Öldüğü veya bazı kaynaklara göre idam edildiği zaman ortaya çıkan servetinin bir kısmı kaydedilmişti. Bu kaydedilen serveti şöyleydi: 1700 köle, 2900 at, 1160 deve, 8000 dülbent(örtü), 780 000 sikke-i hasene, 500 hilat, 2009 yük keçe, 2000 zırh, 100 gümüş eyer, 500 murassa altın eyer, 130 çift altın üzengi, 760 murassa kılıç, 1500 gümüş tolga, 1000 gümüş sesper ve 1000 çiftlik.
Tarihler yukarıdaki servetin onun asıl servetinin bir kısmı olduğunu yazıyor.
NE KADAR ÇALIŞMIŞTI?
Bilinen iki cami, iki kervansaray, Çengel Han, birkaç medrese, çok sayıda şehir merkezinde hanlar, yollar ve hamamlar yaptırmıştı. Erzurum’daki Rüstem Paşa Hanı çarşı olarak kullanılıyor.
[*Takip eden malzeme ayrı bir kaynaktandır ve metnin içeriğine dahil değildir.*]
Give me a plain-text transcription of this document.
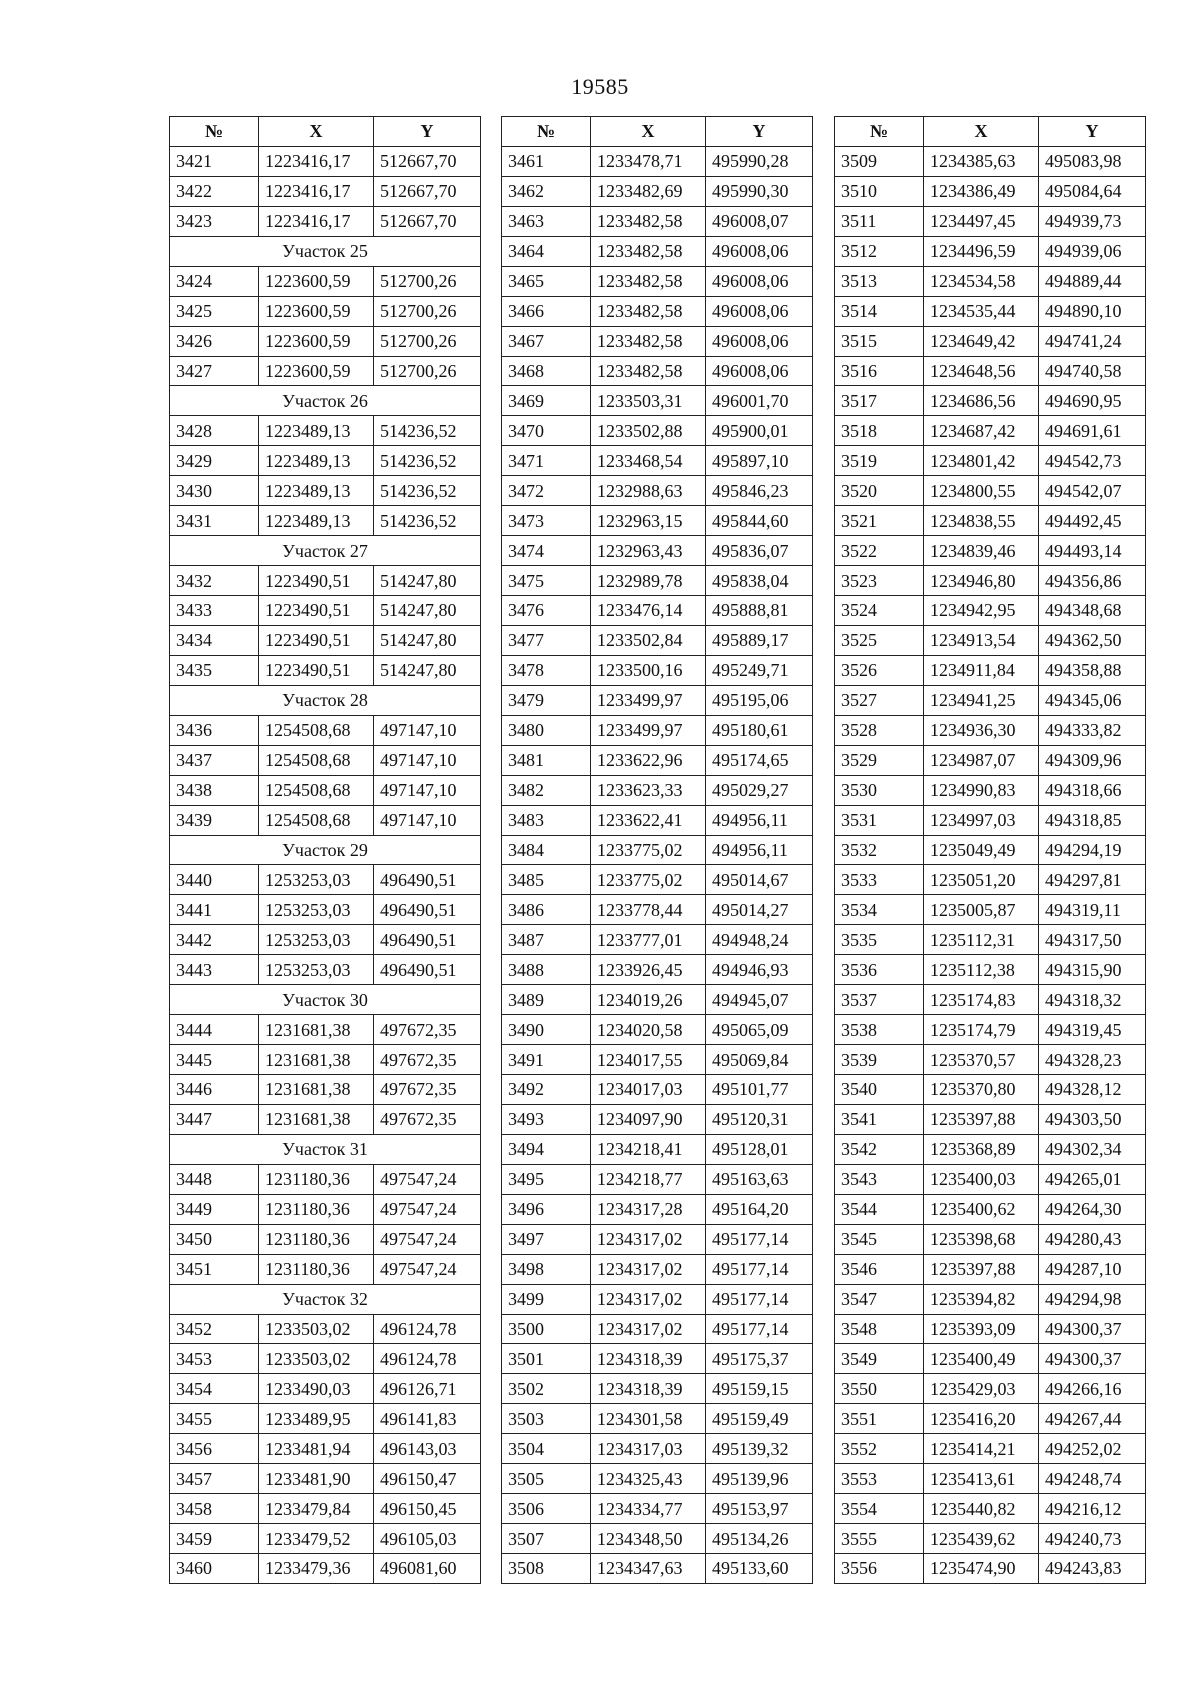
19585
№	X	Y
3421	1223416,17	512667,70
3422	1223416,17	512667,70
3423	1223416,17	512667,70
Участок 25		
3424	1223600,59	512700,26
3425	1223600,59	512700,26
3426	1223600,59	512700,26
3427	1223600,59	512700,26
Участок 26		
3428	1223489,13	514236,52
3429	1223489,13	514236,52
3430	1223489,13	514236,52
3431	1223489,13	514236,52
Участок 27		
3432	1223490,51	514247,80
3433	1223490,51	514247,80
3434	1223490,51	514247,80
3435	1223490,51	514247,80
Участок 28		
3436	1254508,68	497147,10
3437	1254508,68	497147,10
3438	1254508,68	497147,10
3439	1254508,68	497147,10
Участок 29		
3440	1253253,03	496490,51
3441	1253253,03	496490,51
3442	1253253,03	496490,51
3443	1253253,03	496490,51
Участок 30		
3444	1231681,38	497672,35
3445	1231681,38	497672,35
3446	1231681,38	497672,35
3447	1231681,38	497672,35
Участок 31		
3448	1231180,36	497547,24
3449	1231180,36	497547,24
3450	1231180,36	497547,24
3451	1231180,36	497547,24
Участок 32		
3452	1233503,02	496124,78
3453	1233503,02	496124,78
3454	1233490,03	496126,71
3455	1233489,95	496141,83
3456	1233481,94	496143,03
3457	1233481,90	496150,47
3458	1233479,84	496150,45
3459	1233479,52	496105,03
3460	1233479,36	496081,60
№	X	Y
3461	1233478,71	495990,28
3462	1233482,69	495990,30
3463	1233482,58	496008,07
3464	1233482,58	496008,06
3465	1233482,58	496008,06
3466	1233482,58	496008,06
3467	1233482,58	496008,06
3468	1233482,58	496008,06
3469	1233503,31	496001,70
3470	1233502,88	495900,01
3471	1233468,54	495897,10
3472	1232988,63	495846,23
3473	1232963,15	495844,60
3474	1232963,43	495836,07
3475	1232989,78	495838,04
3476	1233476,14	495888,81
3477	1233502,84	495889,17
3478	1233500,16	495249,71
3479	1233499,97	495195,06
3480	1233499,97	495180,61
3481	1233622,96	495174,65
3482	1233623,33	495029,27
3483	1233622,41	494956,11
3484	1233775,02	494956,11
3485	1233775,02	495014,67
3486	1233778,44	495014,27
3487	1233777,01	494948,24
3488	1233926,45	494946,93
3489	1234019,26	494945,07
3490	1234020,58	495065,09
3491	1234017,55	495069,84
3492	1234017,03	495101,77
3493	1234097,90	495120,31
3494	1234218,41	495128,01
3495	1234218,77	495163,63
3496	1234317,28	495164,20
3497	1234317,02	495177,14
3498	1234317,02	495177,14
3499	1234317,02	495177,14
3500	1234317,02	495177,14
3501	1234318,39	495175,37
3502	1234318,39	495159,15
3503	1234301,58	495159,49
3504	1234317,03	495139,32
3505	1234325,43	495139,96
3506	1234334,77	495153,97
3507	1234348,50	495134,26
3508	1234347,63	495133,60
№	X	Y
3509	1234385,63	495083,98
3510	1234386,49	495084,64
3511	1234497,45	494939,73
3512	1234496,59	494939,06
3513	1234534,58	494889,44
3514	1234535,44	494890,10
3515	1234649,42	494741,24
3516	1234648,56	494740,58
3517	1234686,56	494690,95
3518	1234687,42	494691,61
3519	1234801,42	494542,73
3520	1234800,55	494542,07
3521	1234838,55	494492,45
3522	1234839,46	494493,14
3523	1234946,80	494356,86
3524	1234942,95	494348,68
3525	1234913,54	494362,50
3526	1234911,84	494358,88
3527	1234941,25	494345,06
3528	1234936,30	494333,82
3529	1234987,07	494309,96
3530	1234990,83	494318,66
3531	1234997,03	494318,85
3532	1235049,49	494294,19
3533	1235051,20	494297,81
3534	1235005,87	494319,11
3535	1235112,31	494317,50
3536	1235112,38	494315,90
3537	1235174,83	494318,32
3538	1235174,79	494319,45
3539	1235370,57	494328,23
3540	1235370,80	494328,12
3541	1235397,88	494303,50
3542	1235368,89	494302,34
3543	1235400,03	494265,01
3544	1235400,62	494264,30
3545	1235398,68	494280,43
3546	1235397,88	494287,10
3547	1235394,82	494294,98
3548	1235393,09	494300,37
3549	1235400,49	494300,37
3550	1235429,03	494266,16
3551	1235416,20	494267,44
3552	1235414,21	494252,02
3553	1235413,61	494248,74
3554	1235440,82	494216,12
3555	1235439,62	494240,73
3556	1235474,90	494243,83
Birçok imar hareketleri uygulamıştır.
ÇALIŞMASI ONU TARİHİN GERÇEKÇİ YARGISINDAN KURTARDI MI?
Kanuni Sultan Süleyman’ın damadı olmasını bir bit haşaratına borçlu olan Paşa hangi tarih metnine bakarsak bakalım rüşvetçi olarak tanınıyor. Ayrıca, entrikalarla Osmanlı Sarayında fitne, yalan ve kutuplaşmacı olarak bildiriliyor.
TARİH TEKERRÜR ETTİ Mİ?
Tarihin tekerrür edip etmediğini söylemek daha erken. Ama zamanla tarih kararını verir. Yine önceden kullandığımız bir katı gerçeği büyük harflerle yazalım:
“GERÇEKLERİN KÖTÜ BİR HUYU VARDIR. GÜNÜN BİRİNDE KASKATI ORYTAYA ÇIKARLAR. Ergenekon ve Balyoz “kumpaslarında” öyle olmadı mı? ALLAH(CC)’ın Sabür sıfatı Esma-ül Hüsna’da mevcuttur. Yani Alemlerin Rabbi ceza vermede acele etmez. Gerçi şimdilerde “Paralelci” lakabı takılan bir gruba cezaları bize göre erken verildi. Ama hikmeti Huda’ya ait olduğunu da belirtelim. Bu “Paralelcilerin” ortaklarının(şimdi düşmanları) cezalarını ne zaman verecek, dünyada mı, ahirette mi o bize malum değil.
TARİH İYİ İŞLERDE DE KÖTÜ İŞLERDE DE ASLA YANILMAMIŞTIR. HÜKMÜNÜ VERECEKTİR.
Damat Rüstem Paşa “Hem çaldı hem de çalıştı ” ifadesine tam uymuştu. Onu tarih affetmedi. Bu türler ne zaman ortaya çıkarsa çıksın onları da affetmeyecektir.